In the current study, diet was assessed using a 131-item FFQ; intake of whole grains (including 2 key parts that make up whole grains: the bran and the germ) was measured; and levels of serum homocysteine and 10 other variables of lipid metabolism, glycemic control, and inflammatory changes were monitored. The primary end point was the relationship between diet and markers of glycemic control (eg, fasting insulin and hemoglobin A1c) that indicated diabetes risk, as well as their relation to lipid levels and to markers of inflammation (eg, homocysteine).

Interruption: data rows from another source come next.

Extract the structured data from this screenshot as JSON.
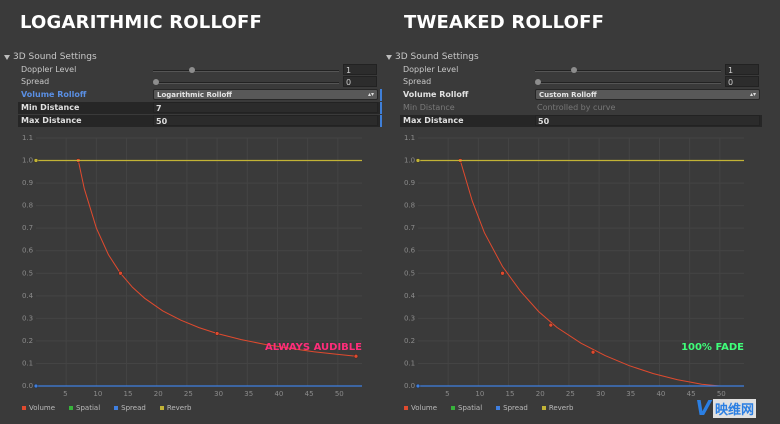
{
  "colors": {
    "volume": "#e04a2e",
    "spatial": "#37b33b",
    "spread": "#3f7fe0",
    "reverb": "#c2b336",
    "always_audible": "#ff2d7a",
    "full_fade": "#3fff7a"
  },
  "panels": [
    {
      "title": "LOGARITHMIC ROLLOFF",
      "section": "3D Sound Settings",
      "doppler_label": "Doppler Level",
      "doppler_value": "1",
      "doppler_fraction": 0.2,
      "spread_label": "Spread",
      "spread_value": "0",
      "spread_fraction": 0.0,
      "rolloff_label": "Volume Rolloff",
      "rolloff_value": "Logarithmic Rolloff",
      "min_label": "Min Distance",
      "min_value": "7",
      "max_label": "Max Distance",
      "max_value": "50",
      "callout": "ALWAYS AUDIBLE"
    },
    {
      "title": "TWEAKED ROLLOFF",
      "section": "3D Sound Settings",
      "doppler_label": "Doppler Level",
      "doppler_value": "1",
      "doppler_fraction": 0.2,
      "spread_label": "Spread",
      "spread_value": "0",
      "spread_fraction": 0.0,
      "rolloff_label": "Volume Rolloff",
      "rolloff_value": "Custom Rolloff",
      "min_label": "Min Distance",
      "min_value": "Controlled by curve",
      "max_label": "Max Distance",
      "max_value": "50",
      "callout": "100% FADE"
    }
  ],
  "legend": {
    "volume": "Volume",
    "spatial": "Spatial",
    "spread": "Spread",
    "reverb": "Reverb"
  },
  "watermark": {
    "mark": "V",
    "text": "映维网"
  },
  "chart_data": [
    {
      "type": "line",
      "title": "LOGARITHMIC ROLLOFF",
      "xlabel": "",
      "ylabel": "",
      "xlim": [
        0,
        54
      ],
      "ylim": [
        0,
        1.1
      ],
      "x_ticks": [
        "5",
        "10",
        "15",
        "20",
        "25",
        "30",
        "35",
        "40",
        "45",
        "50"
      ],
      "y_ticks": [
        "0.0",
        "0.1",
        "0.2",
        "0.3",
        "0.4",
        "0.5",
        "0.6",
        "0.7",
        "0.8",
        "0.9",
        "1.0",
        "1.1"
      ],
      "grid": true,
      "legend": "bottom",
      "series": [
        {
          "name": "Volume",
          "kind": "curve",
          "x": [
            7,
            8,
            10,
            12,
            14,
            16,
            18,
            21,
            24,
            27,
            30,
            34,
            38,
            42,
            46,
            50,
            53
          ],
          "y": [
            1.0,
            0.875,
            0.7,
            0.583,
            0.5,
            0.4375,
            0.389,
            0.333,
            0.292,
            0.259,
            0.233,
            0.206,
            0.184,
            0.167,
            0.152,
            0.14,
            0.132
          ],
          "keys_x": [
            7,
            14,
            30,
            53
          ],
          "keys_y": [
            1.0,
            0.5,
            0.233,
            0.132
          ]
        },
        {
          "name": "Reverb",
          "kind": "flat",
          "x": [
            0,
            54
          ],
          "y": [
            1.0,
            1.0
          ],
          "keys_x": [
            0
          ],
          "keys_y": [
            1.0
          ]
        },
        {
          "name": "Spread",
          "kind": "flat",
          "x": [
            0,
            54
          ],
          "y": [
            0.0,
            0.0
          ],
          "keys_x": [
            0
          ],
          "keys_y": [
            0.0
          ]
        }
      ]
    },
    {
      "type": "line",
      "title": "TWEAKED ROLLOFF",
      "xlabel": "",
      "ylabel": "",
      "xlim": [
        0,
        54
      ],
      "ylim": [
        0,
        1.1
      ],
      "x_ticks": [
        "5",
        "10",
        "15",
        "20",
        "25",
        "30",
        "35",
        "40",
        "45",
        "50"
      ],
      "y_ticks": [
        "0.0",
        "0.1",
        "0.2",
        "0.3",
        "0.4",
        "0.5",
        "0.6",
        "0.7",
        "0.8",
        "0.9",
        "1.0",
        "1.1"
      ],
      "grid": true,
      "legend": "bottom",
      "series": [
        {
          "name": "Volume",
          "kind": "curve",
          "x": [
            7,
            9,
            11,
            14,
            17,
            20,
            23,
            27,
            31,
            35,
            39,
            43,
            47,
            50
          ],
          "y": [
            1.0,
            0.82,
            0.68,
            0.53,
            0.42,
            0.33,
            0.26,
            0.19,
            0.135,
            0.09,
            0.055,
            0.028,
            0.008,
            0.0
          ],
          "keys_x": [
            7,
            14,
            22,
            29
          ],
          "keys_y": [
            1.0,
            0.5,
            0.27,
            0.15
          ]
        },
        {
          "name": "Reverb",
          "kind": "flat",
          "x": [
            0,
            54
          ],
          "y": [
            1.0,
            1.0
          ],
          "keys_x": [
            0
          ],
          "keys_y": [
            1.0
          ]
        },
        {
          "name": "Spread",
          "kind": "flat",
          "x": [
            0,
            54
          ],
          "y": [
            0.0,
            0.0
          ],
          "keys_x": [
            0
          ],
          "keys_y": [
            0.0
          ]
        }
      ]
    }
  ]
}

Median intake of whole grains was 22.3 g/day in the entire study population. Among the men, whole grain intake ranged from 0.4 to 124 g/day; in the women, it ranged from 3.1 to 77 g/day. Among both men and women, median bran intake was 5 g/day, and median germ intake was 0.93 g/day.
Those with higher levels of whole grain intake were more likely to be more physically active, to consume more fruits and vegetables, to not smoke, and to consume less alcohol and saturated and monounsaturated fats than those with lower whole grain intake.
As shown in the Table, those in the highest whole grain intake group had a better lipid profile and lower levels of both glycemic control markers and homocysteine than those in the lowest intake group. However, there appeared to be no association between whole grain intake and markers of inflammation.
"We found that higher intakes of whole grains in healthy men and women were associated with homocysteine concentrations and markers of improved glycemic control," the investigators wrote. "Furthermore, the associations between the whole grain components?bran and germ?and the biomarkers were not appreciably different."
A second study (Diabetes Care. 2006; 29:207-211) found that a low-glycemic diet rich in whole grains may also decrease systemic inflammation in women with diabetes.
This study included 902 women with diabetes from the NHS. Their diet was assessed in 1986 and in 1990 using semiquantitative FFQs.
After adjusting for body mass index and diet, consumption of whole grains and bran was associated with a trend toward reduced concentrations of C-reactive protein (CRP) and tumor necrosis factor-a receptor 2 (TNF-R2). Those with the lowest cereal fiber intake had a 32% increase in CRP level and an 11% increase in TNF-R2 concentration.?R.M.